| Summary: | Helicobacter pylori-induced gastric mucosal inflammation is mediated by proinflammatory and anti-inflammatory cytokines. Polymorphisms in genes that code cytokines influence cytokine secretion levels and appear to contribute to the risk of gastric diseases. In this sense, we performed this study to identify the polymorphisms in the IL-6, IL-8, and IL-10 genes and their associations with H. pylori infection and gastric pathologies.

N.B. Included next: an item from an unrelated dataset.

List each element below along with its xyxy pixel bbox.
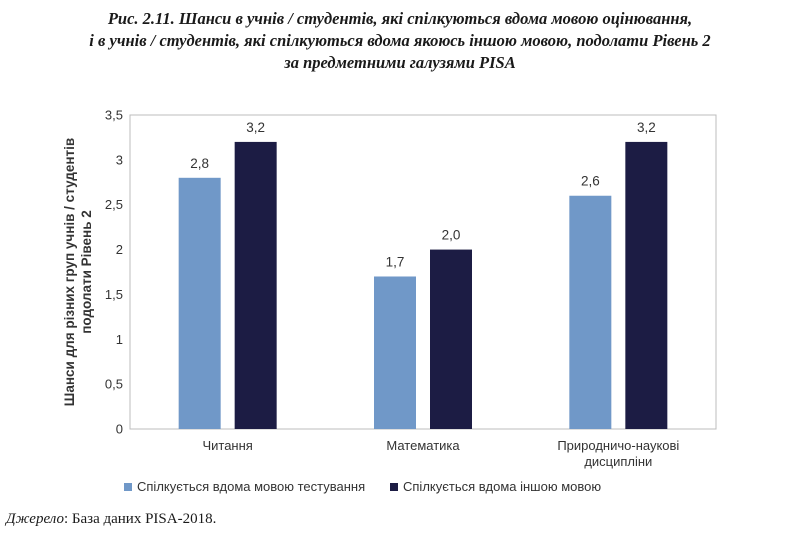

Methods: Gastric biopsy samples of 151 patients infected with H. pylori and 76 uninfected individuals were used. Helicobacter pylori infection was diagnosed by histological examination and the detection of the ureA and glmM genes. The polymorphisms in the IL-6 (at position −174), IL-8 (at position −251), and IL-10 (at position −819) were detected by polymerase chain reaction–restriction fragment length polymorphism.
Results: Among the genetic polymorphisms studied, we observed that only the presence of the A allele at position −251 of the IL-8 gene was significantly associated with H. pylori infection. In addition, patient carriers of the A/A genotype at position −251 of the IL-8 gene and carriers of the T allele at position −819 of the IL-10 gene had an increased risk of peptic ulcer disease in the presence of H. pylori infection. We did not find a correlation between polymorphisms in the IL-6, IL-8, and IL-10 genes and a higher risk of gastric carcinoma.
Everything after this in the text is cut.